The controversy continues over the Patient Protection and Affordable Care Act (PPACA) (P.L. 111-148) requirement that qualified health plans include coverage of contraception. HHS continues to receive comments on the proposed and interim final rules.
Meanwhile, some state legislators have taken up the cause they describe as religious freedom, i.e., excusing as many professionals, employers and payers as possible from any obligation to provide or pay for contraception. About 28 states currently have laws requiring coverage of contraceptives. Many of them have exemptions for religious employers.The definition of “religious employer” varies. Most commonly, a religious employer must be a tax-exempt organization or a church under specific sections of the Internal Revenue Code. States may also require that the organization primarily serve members of the faith, primarily employ members of the faith, or have a stated purpose to inculcate religious values. Most require at least two of the three.
Arizona’s 2002 law applied to employer-based coverage and provided for an exemption for religious employers who primarily serve members of their faith. This year, the Arizona legislature considered a controversial amendment that would have permitted any employer to eliminate coverage of contraceptives based on the employer’s religious or moral beliefs. As passed by the House, the bill would have allowed the employer simply to file an affidavit stating its religious objection to coverage of contraception. If a woman needed birth control or other prescription contraception for a medical reason unrelated to preventing pregnancy, she could pay for the prescription and then submit a claim to the insurer with medical evidence of the reason for coverage. The House bill removed existing provisions that prohibited the employer from discriminating against any employee who chose to obtain prescription contraceptives.

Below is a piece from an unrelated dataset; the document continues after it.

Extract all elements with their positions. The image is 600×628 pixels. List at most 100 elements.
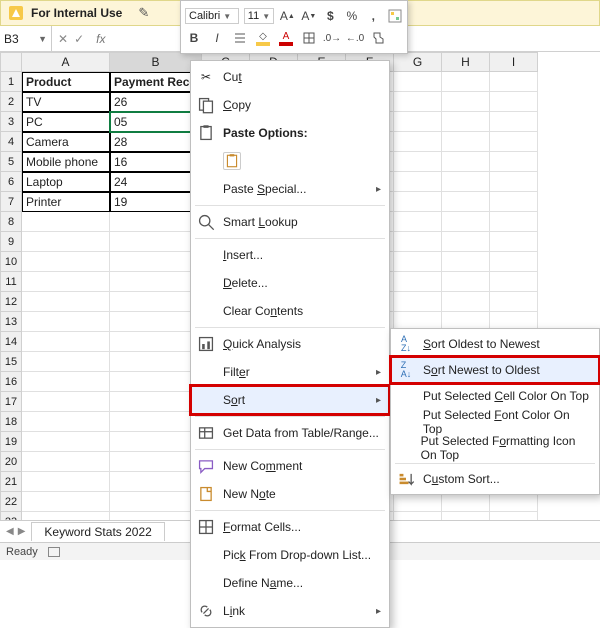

The state Senate would not go quite so far.The bill agreed to, and signed by Governor Jan Brewer, limits the exemption to organizations whose articles of incorporation state that the organization is “religiously motivated” and that the religious beliefs are central to the organization’s operating principles. The Senate added provisions that the law: (1) did not give the employer a right to see the employee’s protected health information; and (2) would have no effect on the operation of either the Health Insurance Portability and Accountability Act (HIPAA) or any laws prohibiting discrimination in employment.
Legislatures also try to impede access to contraception through “conscience” laws, which permit healthcare providers, practitioners and, sometimes, payers, to refuse to participate in furnishing any item or service if doing so would violate a religious belief. Arizona already had such a law, but this spring it broadened the protection with respect to the holders of professional licenses and certificates.

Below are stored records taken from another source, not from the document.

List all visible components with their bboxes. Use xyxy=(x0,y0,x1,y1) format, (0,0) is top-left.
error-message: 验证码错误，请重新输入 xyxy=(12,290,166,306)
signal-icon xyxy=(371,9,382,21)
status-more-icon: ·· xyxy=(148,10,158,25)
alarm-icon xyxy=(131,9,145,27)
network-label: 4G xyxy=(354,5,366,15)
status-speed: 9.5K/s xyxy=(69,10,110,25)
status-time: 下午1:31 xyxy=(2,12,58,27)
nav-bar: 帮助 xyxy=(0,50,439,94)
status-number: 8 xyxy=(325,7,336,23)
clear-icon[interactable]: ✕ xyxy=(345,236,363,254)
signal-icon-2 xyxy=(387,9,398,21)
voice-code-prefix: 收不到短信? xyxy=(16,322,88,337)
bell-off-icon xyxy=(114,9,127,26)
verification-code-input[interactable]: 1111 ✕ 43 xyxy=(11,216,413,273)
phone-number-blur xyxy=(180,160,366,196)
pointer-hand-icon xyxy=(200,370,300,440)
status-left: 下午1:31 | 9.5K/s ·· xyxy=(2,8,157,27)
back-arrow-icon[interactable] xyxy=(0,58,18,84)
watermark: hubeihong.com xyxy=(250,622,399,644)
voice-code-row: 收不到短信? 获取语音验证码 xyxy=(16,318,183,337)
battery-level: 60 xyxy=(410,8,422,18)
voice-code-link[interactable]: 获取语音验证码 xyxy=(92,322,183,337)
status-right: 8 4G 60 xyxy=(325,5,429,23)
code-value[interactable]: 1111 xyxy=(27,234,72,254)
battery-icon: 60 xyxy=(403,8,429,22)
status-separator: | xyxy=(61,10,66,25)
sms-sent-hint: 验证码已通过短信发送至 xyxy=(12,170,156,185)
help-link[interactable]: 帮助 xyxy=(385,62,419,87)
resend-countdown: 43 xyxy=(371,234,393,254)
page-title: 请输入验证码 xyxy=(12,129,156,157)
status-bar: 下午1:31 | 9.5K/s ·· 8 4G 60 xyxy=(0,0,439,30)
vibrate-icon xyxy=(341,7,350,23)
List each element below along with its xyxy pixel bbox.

Illinois has had a mandated birth control benefit since 2003 for both individual and group health policies; the law also extends to health maintenance organizations and health services plan corporations. But the state’s conscience law, passed in 1997, exempts not only professionals and facilities, but also payers, from obligations to participate in or pay for services in violation of their conscience or ethical beliefs. The beliefs must be part of the payer’s governing documents, which may include its constitution, articles of incorporation, bylaws, mission statement or ethical guidelines. State administrative rules required pharmacists to dispense emergency contraception regardless of their religious beliefs. Last year, however, a state circuit court invalidated the rule on the ground that it violated both the state’s conscience law and the First Amendment right to free exercise of religion.
New Hampshire has had a law mandating birth control coverage since 1999. There was little debate at the time, and the Catholic Church did not object. This year, when the controversy arose in Congress, some state legislators became aware of the issue. The state House passed legislation to expand the exemption for religious employers to protect any employer who claimed a religious objection. The Senate referred the bill to a study committee, and it is not expected to go further.
Missouri, Idaho and Kansas also have addressed the birth control issue this year. As of May 17, a conference committee is considering a proposed expansion of Missouri’s conscience law. Kansas Governor Sam Brownback recently signed a bill expanding the state’s conscience law to allow to refuse even to refer a patient to another professional, pharmacy or facility for any item or service “an effect of which [the professional] reasonably believes may result in the termination of a pregnancy.”
Exactly what may the professional refuse to help the patient get? That depends on when pregnancy begins.Where the state has legally declared that human life and legal personhood begin at fertilization, that definition conflicts with the medically accepted definition that pregnancy is established with implantation. It also conflicts with existing case law, as discussed in the recent post on developments in the Texas litigation.